Good news is pouring in like the monsoon rain. The Central Statistical Organisation (CSO) has just revealed that the economy had a remarkable growth in the April-June quarter of the current financial as the gross domestic product (GDP) went up 9.3 per cent over the same quarter last year. The rate of inflation, a major concern for a fast-growing economy, has gone down to a 15-month low of 3.9 per cent. And the Indian banking system is relieved because it was found to be insulated from the US sub-prime crisis that has hit the credibility of many financial institutions in USA and in Europe. To celebrate the good news the country's stock markets have smartly recovered from the battering they suffered in the previous week.
All these clearly show that although India gets the jitters at times from global disturbances, its economy is fundamentally on a strong enough footing to withstand adversities in the long run. Interestingly, the robust growth in GDP was achieved despite a major monetary tightening policy of the government which sponged off liquidity from the system and made funds more expensive.

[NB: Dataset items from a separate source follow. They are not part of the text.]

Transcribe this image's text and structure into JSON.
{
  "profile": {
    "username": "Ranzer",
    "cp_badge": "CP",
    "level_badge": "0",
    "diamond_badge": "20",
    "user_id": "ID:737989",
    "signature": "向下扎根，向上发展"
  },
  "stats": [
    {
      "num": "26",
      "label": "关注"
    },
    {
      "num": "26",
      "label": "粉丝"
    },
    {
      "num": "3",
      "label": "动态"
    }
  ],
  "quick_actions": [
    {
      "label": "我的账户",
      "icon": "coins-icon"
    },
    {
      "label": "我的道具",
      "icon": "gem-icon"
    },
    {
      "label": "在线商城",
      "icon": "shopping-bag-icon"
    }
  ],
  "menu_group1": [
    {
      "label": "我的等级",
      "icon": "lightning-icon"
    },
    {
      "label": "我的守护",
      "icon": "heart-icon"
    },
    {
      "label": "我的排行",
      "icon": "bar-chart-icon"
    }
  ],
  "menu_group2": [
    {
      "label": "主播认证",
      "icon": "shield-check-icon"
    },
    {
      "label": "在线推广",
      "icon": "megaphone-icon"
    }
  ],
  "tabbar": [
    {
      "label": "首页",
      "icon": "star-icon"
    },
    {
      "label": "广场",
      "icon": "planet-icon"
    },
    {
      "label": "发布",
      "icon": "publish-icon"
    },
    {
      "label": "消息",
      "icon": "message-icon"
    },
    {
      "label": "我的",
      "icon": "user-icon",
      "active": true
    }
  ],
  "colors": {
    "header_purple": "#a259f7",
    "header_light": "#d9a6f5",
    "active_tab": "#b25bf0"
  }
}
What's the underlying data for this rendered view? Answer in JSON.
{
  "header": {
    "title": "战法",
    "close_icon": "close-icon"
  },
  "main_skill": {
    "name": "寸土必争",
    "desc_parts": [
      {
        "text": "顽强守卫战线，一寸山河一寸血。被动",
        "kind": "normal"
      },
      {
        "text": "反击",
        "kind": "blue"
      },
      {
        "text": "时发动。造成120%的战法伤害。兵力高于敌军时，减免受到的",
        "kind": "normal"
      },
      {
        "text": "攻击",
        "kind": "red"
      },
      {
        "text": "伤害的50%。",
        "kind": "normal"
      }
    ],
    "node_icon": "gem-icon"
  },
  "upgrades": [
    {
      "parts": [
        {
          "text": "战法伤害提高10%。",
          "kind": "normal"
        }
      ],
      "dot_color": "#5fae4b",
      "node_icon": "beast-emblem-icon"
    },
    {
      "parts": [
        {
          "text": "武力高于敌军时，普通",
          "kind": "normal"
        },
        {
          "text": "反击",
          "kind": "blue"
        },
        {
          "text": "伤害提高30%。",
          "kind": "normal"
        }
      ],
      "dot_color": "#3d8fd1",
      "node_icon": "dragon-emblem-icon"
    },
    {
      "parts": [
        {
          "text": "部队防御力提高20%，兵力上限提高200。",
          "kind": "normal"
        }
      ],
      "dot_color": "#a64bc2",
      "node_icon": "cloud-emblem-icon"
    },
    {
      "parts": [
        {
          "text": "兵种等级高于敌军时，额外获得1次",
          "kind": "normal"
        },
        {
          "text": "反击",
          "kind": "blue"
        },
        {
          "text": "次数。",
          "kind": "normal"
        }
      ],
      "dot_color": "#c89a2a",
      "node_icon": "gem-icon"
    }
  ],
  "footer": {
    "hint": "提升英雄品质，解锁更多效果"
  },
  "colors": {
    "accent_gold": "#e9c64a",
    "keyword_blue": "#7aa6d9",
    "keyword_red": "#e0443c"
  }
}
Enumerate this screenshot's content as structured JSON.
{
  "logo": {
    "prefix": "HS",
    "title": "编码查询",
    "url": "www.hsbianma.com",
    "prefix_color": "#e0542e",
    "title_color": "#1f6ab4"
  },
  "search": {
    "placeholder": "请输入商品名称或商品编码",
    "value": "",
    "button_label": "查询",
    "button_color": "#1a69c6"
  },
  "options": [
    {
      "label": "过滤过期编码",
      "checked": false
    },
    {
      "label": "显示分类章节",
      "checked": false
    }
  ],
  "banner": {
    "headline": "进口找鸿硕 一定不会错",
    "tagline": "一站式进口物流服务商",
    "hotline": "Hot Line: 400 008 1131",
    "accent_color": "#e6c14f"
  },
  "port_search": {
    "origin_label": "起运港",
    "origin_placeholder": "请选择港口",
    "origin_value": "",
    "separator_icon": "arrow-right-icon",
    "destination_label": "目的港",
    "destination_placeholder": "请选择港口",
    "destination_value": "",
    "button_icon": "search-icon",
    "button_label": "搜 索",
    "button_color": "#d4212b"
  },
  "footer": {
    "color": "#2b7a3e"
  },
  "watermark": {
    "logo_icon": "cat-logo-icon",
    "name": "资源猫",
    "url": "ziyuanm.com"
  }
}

The other piece of good news is that the agricultural sector, which had a dismal performance last year, made a big contribution to GDP growth with a 3.8 per cent rise in current financial. A significant implication of this is that rise in rural income from the farm sector always results in greater demand for consumer goods and manufactured food products, pushing industrial production up. The 11.9 per cent growth in the manufacturing sector in current financial, a shade lower than last year, thus may get a boost from the farm sector in the coming months. Of course, a robust growth in the service sector, reflecting the trend of economic transformation, lifted the economy to a record high. As the business activities in transport, hotel, telecom, finance, insurance etc are booming, they have led to a major spurt in economic growth. But one aspect that the regulators need to keep an eye and control on, if needed, is the overheating of the economy. Aggressive economic growth must be matched with adequate supply of goods and services. Or else inflation will shoot up again.